Navalha De Barba
Saindo um dia a navalha de barba do cabo que serve de bainha a si mesma, e pondo-se ao sol, viu o sol espelhar-se no seu corpo; daí sentiu extrema vaidade, e dando voltas ao pensamento, começou para consigo mesma a dizer:
- Ora tornarei àquela loja donde novamente saí? Certamente que não; não agrada aos Deuses que tanta beleza caia em tão vil condição! Que loucura seria a que me conduziu a rapar as barbas ensaboadas de rústicos aldeãos e a fazer mecânicas operações! Este corpo é para tais exercícios? Claro que não. Vou esconder-me em qualquer sítio oculto, e ali com tranquilo repouso passar a minha vida.
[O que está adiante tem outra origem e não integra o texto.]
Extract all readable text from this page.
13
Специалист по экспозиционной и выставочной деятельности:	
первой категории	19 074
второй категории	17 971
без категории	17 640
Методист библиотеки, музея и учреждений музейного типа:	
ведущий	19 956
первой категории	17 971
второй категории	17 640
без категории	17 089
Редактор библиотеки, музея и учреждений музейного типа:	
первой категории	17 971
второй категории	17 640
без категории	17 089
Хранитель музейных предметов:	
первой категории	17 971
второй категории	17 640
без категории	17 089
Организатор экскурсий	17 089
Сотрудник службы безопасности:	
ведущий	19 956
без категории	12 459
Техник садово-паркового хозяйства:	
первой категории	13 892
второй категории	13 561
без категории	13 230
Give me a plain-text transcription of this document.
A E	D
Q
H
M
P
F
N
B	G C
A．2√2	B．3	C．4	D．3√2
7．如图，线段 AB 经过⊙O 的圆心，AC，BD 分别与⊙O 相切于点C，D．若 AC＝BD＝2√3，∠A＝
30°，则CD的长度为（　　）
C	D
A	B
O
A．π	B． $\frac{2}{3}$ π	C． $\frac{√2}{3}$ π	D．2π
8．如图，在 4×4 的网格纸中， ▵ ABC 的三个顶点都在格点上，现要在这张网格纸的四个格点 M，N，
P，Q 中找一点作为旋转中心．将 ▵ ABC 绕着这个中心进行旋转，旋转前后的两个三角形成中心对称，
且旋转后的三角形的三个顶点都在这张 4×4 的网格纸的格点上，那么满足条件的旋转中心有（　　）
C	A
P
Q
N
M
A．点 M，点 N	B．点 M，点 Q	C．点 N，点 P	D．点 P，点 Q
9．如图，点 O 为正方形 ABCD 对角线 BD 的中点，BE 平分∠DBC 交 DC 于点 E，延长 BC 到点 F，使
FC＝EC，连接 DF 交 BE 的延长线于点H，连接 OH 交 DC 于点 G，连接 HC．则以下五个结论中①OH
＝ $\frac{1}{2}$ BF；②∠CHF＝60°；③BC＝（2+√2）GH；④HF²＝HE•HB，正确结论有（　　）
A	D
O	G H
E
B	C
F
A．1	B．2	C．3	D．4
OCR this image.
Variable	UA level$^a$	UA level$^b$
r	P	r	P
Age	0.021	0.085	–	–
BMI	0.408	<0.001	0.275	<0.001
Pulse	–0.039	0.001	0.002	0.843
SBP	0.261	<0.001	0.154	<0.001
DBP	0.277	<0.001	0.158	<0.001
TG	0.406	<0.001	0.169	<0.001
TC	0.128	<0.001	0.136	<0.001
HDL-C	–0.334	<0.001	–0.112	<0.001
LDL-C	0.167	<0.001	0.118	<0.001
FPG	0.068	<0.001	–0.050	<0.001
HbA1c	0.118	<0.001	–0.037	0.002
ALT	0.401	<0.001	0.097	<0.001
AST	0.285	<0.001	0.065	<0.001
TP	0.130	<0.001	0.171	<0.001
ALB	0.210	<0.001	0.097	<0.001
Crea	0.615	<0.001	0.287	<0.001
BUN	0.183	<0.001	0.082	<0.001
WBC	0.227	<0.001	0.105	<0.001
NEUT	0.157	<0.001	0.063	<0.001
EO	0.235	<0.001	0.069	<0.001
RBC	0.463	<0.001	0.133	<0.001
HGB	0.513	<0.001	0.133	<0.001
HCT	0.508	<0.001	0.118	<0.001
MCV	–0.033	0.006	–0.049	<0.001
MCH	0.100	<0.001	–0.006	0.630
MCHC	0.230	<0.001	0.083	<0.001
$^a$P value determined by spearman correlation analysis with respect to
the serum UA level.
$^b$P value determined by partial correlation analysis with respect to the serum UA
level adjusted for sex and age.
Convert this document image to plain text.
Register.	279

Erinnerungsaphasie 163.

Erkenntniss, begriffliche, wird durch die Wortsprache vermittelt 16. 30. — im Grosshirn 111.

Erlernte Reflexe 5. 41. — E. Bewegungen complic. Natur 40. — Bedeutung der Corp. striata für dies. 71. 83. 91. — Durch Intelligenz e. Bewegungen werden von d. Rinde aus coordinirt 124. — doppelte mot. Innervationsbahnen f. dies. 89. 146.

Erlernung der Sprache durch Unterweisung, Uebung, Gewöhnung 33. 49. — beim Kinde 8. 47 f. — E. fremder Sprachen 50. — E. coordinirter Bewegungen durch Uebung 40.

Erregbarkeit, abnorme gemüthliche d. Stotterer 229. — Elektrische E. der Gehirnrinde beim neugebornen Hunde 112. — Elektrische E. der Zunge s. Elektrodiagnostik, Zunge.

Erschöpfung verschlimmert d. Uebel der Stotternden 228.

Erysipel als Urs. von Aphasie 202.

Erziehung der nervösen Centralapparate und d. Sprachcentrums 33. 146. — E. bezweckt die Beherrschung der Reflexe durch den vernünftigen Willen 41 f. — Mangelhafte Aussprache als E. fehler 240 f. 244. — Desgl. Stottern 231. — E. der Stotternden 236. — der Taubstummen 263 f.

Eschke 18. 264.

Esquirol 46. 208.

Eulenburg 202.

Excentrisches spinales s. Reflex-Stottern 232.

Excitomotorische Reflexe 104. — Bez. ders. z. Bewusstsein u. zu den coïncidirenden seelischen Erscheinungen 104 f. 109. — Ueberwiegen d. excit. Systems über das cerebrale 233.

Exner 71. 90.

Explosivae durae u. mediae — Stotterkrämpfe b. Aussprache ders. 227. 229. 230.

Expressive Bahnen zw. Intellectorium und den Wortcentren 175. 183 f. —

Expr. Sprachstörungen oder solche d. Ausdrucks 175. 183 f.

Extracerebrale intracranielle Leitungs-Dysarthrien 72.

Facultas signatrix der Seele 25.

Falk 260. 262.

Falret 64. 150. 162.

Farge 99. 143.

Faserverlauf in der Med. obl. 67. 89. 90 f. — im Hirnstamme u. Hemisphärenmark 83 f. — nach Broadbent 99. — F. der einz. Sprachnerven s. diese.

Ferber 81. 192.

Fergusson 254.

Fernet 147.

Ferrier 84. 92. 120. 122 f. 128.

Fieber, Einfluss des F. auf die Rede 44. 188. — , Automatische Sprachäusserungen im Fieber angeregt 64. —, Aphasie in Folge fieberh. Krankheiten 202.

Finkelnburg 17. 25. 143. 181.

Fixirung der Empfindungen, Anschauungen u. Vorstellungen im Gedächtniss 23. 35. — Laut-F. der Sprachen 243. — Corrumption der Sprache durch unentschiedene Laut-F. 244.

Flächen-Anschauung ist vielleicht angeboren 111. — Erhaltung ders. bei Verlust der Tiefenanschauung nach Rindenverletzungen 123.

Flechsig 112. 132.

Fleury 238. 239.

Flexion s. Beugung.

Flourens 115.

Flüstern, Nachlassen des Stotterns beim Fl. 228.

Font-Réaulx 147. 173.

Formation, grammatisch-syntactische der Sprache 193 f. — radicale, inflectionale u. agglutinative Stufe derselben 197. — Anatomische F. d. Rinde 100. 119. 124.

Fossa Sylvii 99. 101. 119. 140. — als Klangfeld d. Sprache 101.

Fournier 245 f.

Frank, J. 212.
E assim, escondida por muitos meses, um dia voltando ao ar livre, e saindo da sua bainha, viu-se parecida com uma serra ferrugenta, e a sua superfície já não reflectia o sol resplandecente. Com vão arrependimento debalde chorou o dano irreparável, dizendo para consigo:
- Oh! Quanto melhor seria exercer com o barbeiro o meu perdido corte de tanta finura! Onde está a lustrosa superfície? É claro que a má e incómoda ferrugem a consumiu!
O mesmo acontece aos espíritos que em vez do exercício se entregam ao ócio; estes, tal como a dita navalha, perdem a sua cortante subtileza, e a ferrugem da ignorância destrói a sua forma.